Proyek ini terinspirasi oleh pengalaman Song sendiri: minum bersama suaminya yang tidak bisa berbahasa Korea dan teman masa kecilnya yang berkunjung dari Korea Selatan, di mana dia harus bertindak sebagai penerjemah untuk pertemuan tersebut.

"Saat saya melakukan interpretasi, saya juga menyadari saya sedang menafsirkan dua bagian dari cerita saya sendiri, sejarah pribadi saya, dan identitas saya," kata Song pada konferensi pers di Seoul.

Filmnya dengan terampil mengeksplorasi apa artinya hidup di dunia "bagaimana jika", dan hubungan kompleks seseorang dengan diri yang lebih muda yang hanya ada di masa lalu dan di tempat yang tidak lagi mereka tinggali.

"Kami bukanlah karakter fantasi dan kami juga tidak melintasi berbagai alam semesta atau dimensi paralel," kata Song dalam wawancara dengan AFP dan lainnya, ketika ditanya tentang judul film tersebut.

"Tetapi karena kita melewati begitu banyak waktu dan ruang, dan karena kita menua dan berpindah tempat, saya yakin selalu ada kehidupan yang akhirnya kita tinggalkan."

Waktu dan Penutupan

"Past Lives" adalah proyek gabungan pertama dari raksasa hiburan Korea Selatan CJ ENM dengan studio film indie Hollywood A24, yang mencakup film-film seperti kisah Korea-Amerika pemenang Oscar"Minari" dan drama komedi imigran absurd "Everything Everywhere All at Once" dalam katalognya.

Sepertiga dari film "Past Lives" diambil di Korea Selatan, sisanya diambil di Amerika Serikat. Distribusinya ditangani oleh A24 di Amerika Utara dan CJ di Asia.

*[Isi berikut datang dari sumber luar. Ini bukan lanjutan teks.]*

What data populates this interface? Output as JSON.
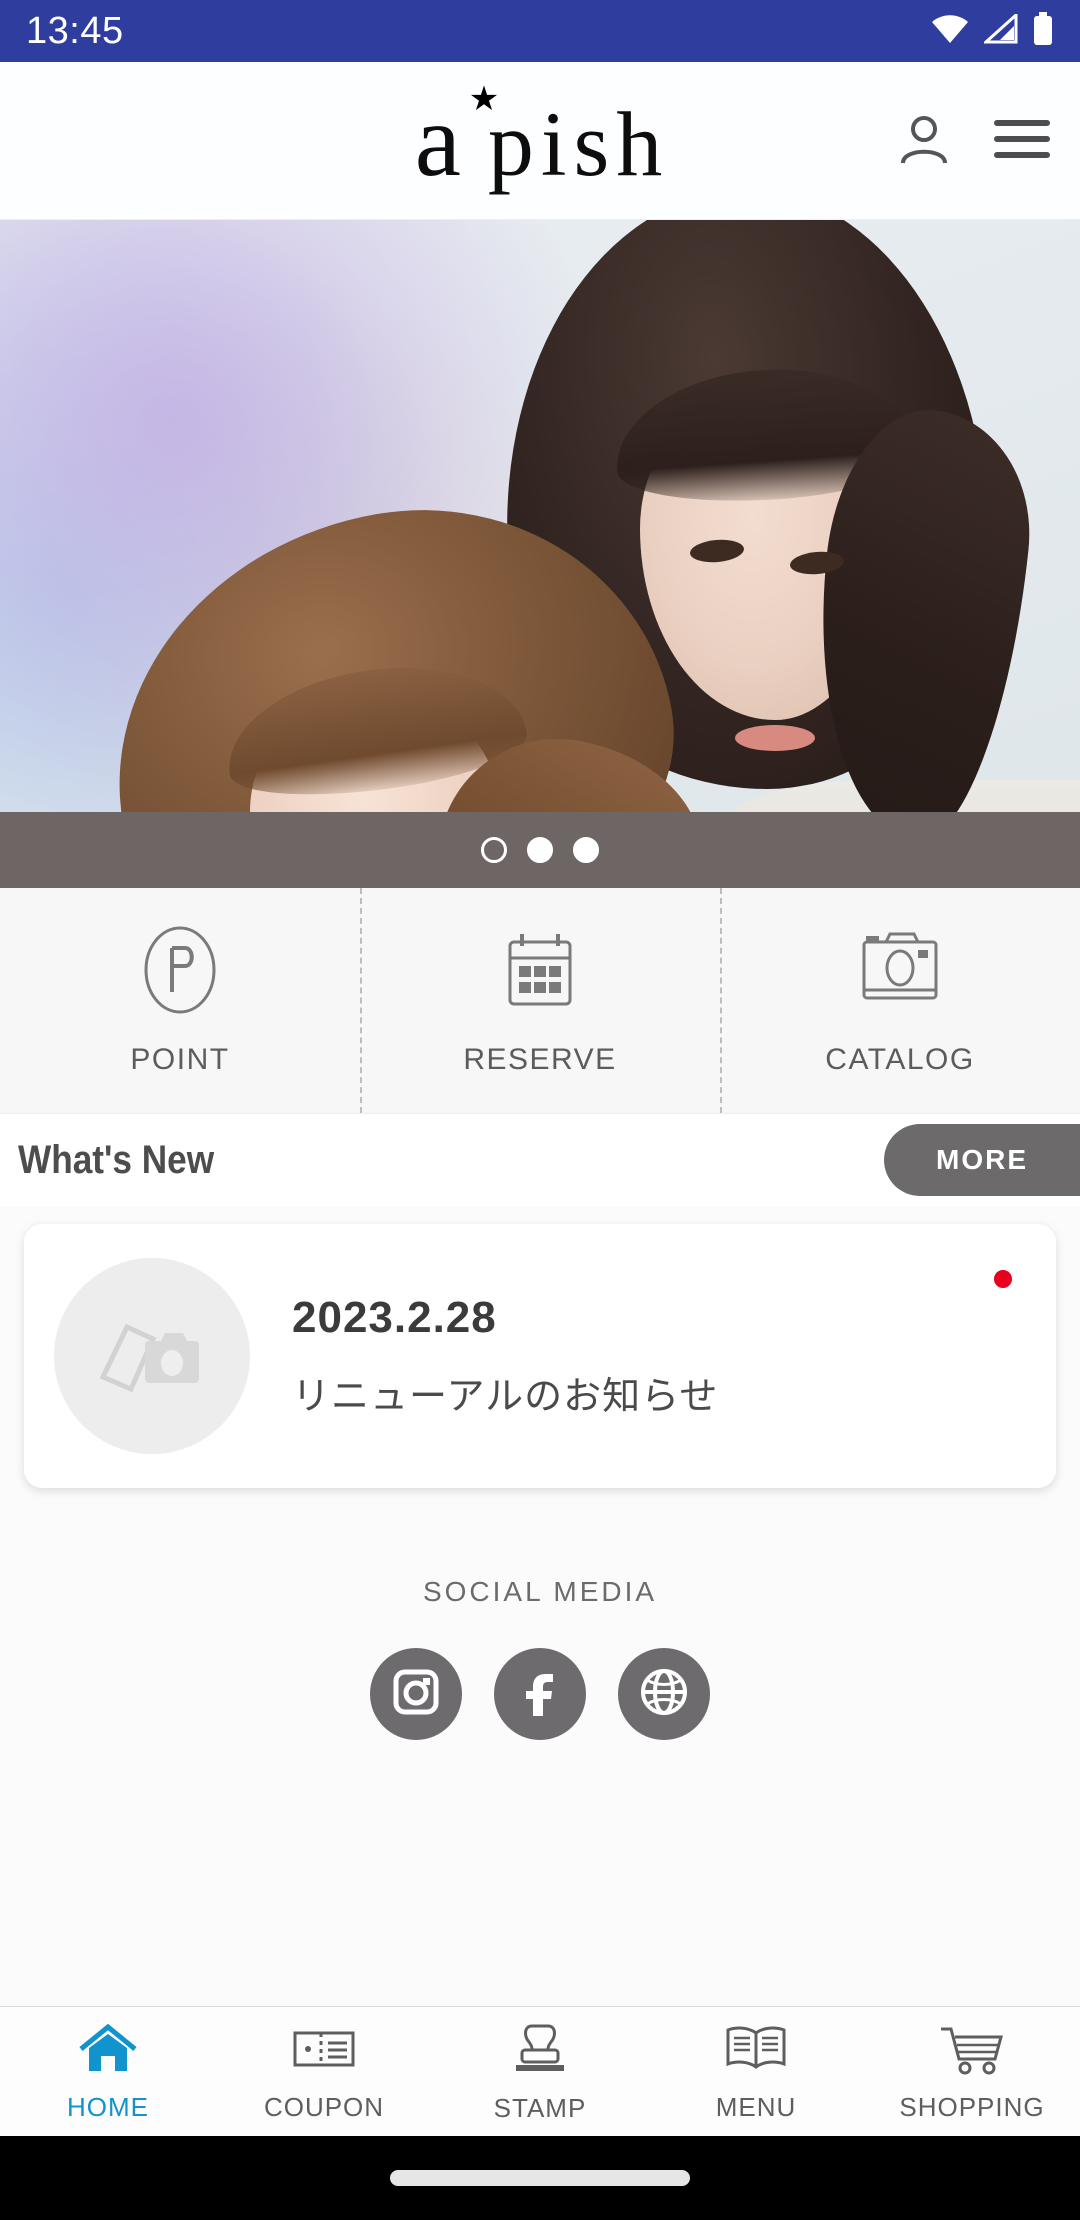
{
  "status_bar": {
    "time": "13:45",
    "icons": [
      "wifi-icon",
      "cellular-signal-icon",
      "battery-icon"
    ],
    "background_color": "#2f3e9e",
    "text_color": "#ffffff"
  },
  "header": {
    "logo_text_a": "a",
    "logo_star": "★",
    "logo_text_rest": "pish",
    "account_icon": "person-icon",
    "menu_icon": "hamburger-menu-icon"
  },
  "hero": {
    "alt": "two women with styled hair",
    "slide_count": 3,
    "active_slide": 1,
    "dots": [
      {
        "filled": false
      },
      {
        "filled": true
      },
      {
        "filled": true
      }
    ],
    "bar_color": "#6d6665"
  },
  "quick_actions": [
    {
      "label": "POINT",
      "icon": "point-p-circle-icon"
    },
    {
      "label": "RESERVE",
      "icon": "calendar-icon"
    },
    {
      "label": "CATALOG",
      "icon": "camera-icon"
    }
  ],
  "whats_new": {
    "title": "What's New",
    "more_label": "MORE",
    "more_color": "#6d6a6c",
    "items": [
      {
        "date": "2023.2.28",
        "headline": "リニューアルのお知らせ",
        "thumb_icon": "photo-placeholder-icon",
        "unread": true,
        "unread_color": "#e8001d"
      }
    ]
  },
  "social_media": {
    "title": "SOCIAL MEDIA",
    "links": [
      {
        "name": "instagram",
        "icon": "instagram-icon"
      },
      {
        "name": "facebook",
        "icon": "facebook-icon"
      },
      {
        "name": "website",
        "icon": "globe-icon"
      }
    ],
    "circle_color": "#6d6b6d"
  },
  "tabbar": {
    "active_color": "#1193cd",
    "inactive_color": "#5e5e5e",
    "items": [
      {
        "label": "HOME",
        "icon": "home-icon",
        "active": true
      },
      {
        "label": "COUPON",
        "icon": "ticket-icon",
        "active": false
      },
      {
        "label": "STAMP",
        "icon": "stamp-icon",
        "active": false
      },
      {
        "label": "MENU",
        "icon": "open-book-icon",
        "active": false
      },
      {
        "label": "SHOPPING",
        "icon": "cart-icon",
        "active": false
      }
    ]
  },
  "gesture_bar": {
    "handle": "home-gesture-pill"
  }
}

CJ ENM -- yang telah mendukung film-film hits termasuk "Parasite" dan film laris lokal seperti "Ode to My Father" -- mengatakan, "Past Lives" adalah bagian dari strateginya untuk melakukan diversifikasi ke pasar global.

"Sulit bagi kami untuk bersaing di Amerika Serikat dengan film yang bisa bersaing dengan serial Marvel" yang memiliki anggaran besar, kata Jerry Kyoungboum Ko, kepala bisnis film CJ ENM.

Kekuatan perusahaan terletak pada fokusnya di Asia, dan CJ ENM ingin memanfaatkan hal itu dengan berkolaborasi dengan talenta-talenta pendatang baru, baik dari dalam maupun luar negeri, yang memiliki kisah segar dan autentik terkait kawasan tersebut, tambahnya.

Meskipun kisah-kisah diaspora baru-baru ini mendapat banyak perhatian di Hollywood, kisah-kisah kehilangan dan tempat-tempat "tidak lagi eksklusif bagi para imigran" di dunia modern, kata sutradara Song.

"Saat kami memutar film ini di Irlandia, ada seorang Irlandia yang meneteskan air mata karena mengingatkannya pada pacarnya yang ditinggalkannya di Dublin, saat dia tinggal di Glasgow."

Song mengatakan filmnya juga mengeksplorasi konsep penutupan.

"Dalam hidup, ada saatnya kita mengucapkan selamat tinggal kepada (benda dan orang) dengan cara yang pantas. Namun, ada juga saat kita lalai melakukannya karena kita menganggapnya tidak penting," ujarnya.

"Kami menyadari betapa beruntungnya bisa mengucapkan selamat tinggal dengan benar, betapa besarnya sebuah anugerah."